Saving money in rubles has become more profitable than keeping it in foreign currencies, according to Elvira Nabiullina, the head of the Central Bank. This is due to the difference between rates in rubles and other currencies reaching a historical maximum.
The Russian currency has been strengthening since December 2024. The Central Bank credits this to the attractiveness of Russian assets to citizens and companies due to tight monetary policy.
Despite the key rate being lowered in early June, bank deposits remain attractive to Russians, with interest rates higher than official inflation.
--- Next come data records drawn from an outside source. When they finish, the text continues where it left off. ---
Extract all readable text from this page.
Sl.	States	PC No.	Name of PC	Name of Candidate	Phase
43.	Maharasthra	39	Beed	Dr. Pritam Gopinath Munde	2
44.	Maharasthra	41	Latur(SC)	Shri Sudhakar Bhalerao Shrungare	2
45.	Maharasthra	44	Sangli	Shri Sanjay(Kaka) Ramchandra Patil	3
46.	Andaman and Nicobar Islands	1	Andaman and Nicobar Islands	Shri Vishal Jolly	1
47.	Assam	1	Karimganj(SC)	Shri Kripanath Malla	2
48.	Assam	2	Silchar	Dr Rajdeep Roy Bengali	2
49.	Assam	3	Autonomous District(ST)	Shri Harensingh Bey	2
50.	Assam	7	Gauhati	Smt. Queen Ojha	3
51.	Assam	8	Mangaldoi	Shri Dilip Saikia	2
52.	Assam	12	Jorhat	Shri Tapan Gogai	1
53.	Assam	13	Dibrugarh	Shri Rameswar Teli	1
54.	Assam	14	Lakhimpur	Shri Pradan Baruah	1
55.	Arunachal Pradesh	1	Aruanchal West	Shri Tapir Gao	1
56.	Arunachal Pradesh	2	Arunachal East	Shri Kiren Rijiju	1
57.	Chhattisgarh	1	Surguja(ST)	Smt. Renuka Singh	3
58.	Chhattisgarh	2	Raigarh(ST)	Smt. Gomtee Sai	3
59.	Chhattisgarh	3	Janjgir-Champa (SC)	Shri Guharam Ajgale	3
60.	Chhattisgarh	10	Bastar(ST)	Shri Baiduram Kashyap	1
Economist Vasily Koltashov highlights that saving in the domestic currency is now more profitable due to the strengthening ruble and high key rate. There are also challenges with foreign currencies, as not all dollars are accepted abroad, and they were acquired with a high commission.
Konstantin Selyanin suggests opening a bank deposit at existing rates as the best way to outpace inflation if you trust Russian banks. Another option is saving in cash currency like dollars or euros. Vasily Koltashov considers ruble deposits in banks the optimal choice today, providing significant income, and views dealing with euros and dollars as risky.
Experts from “BCS World of Investments” recommend long-term government bonds, where a yield above 15% per annum can be fixed for many years. They also suggest selectively approaching stocks, considering geopolitical uncertainty and high interest rates.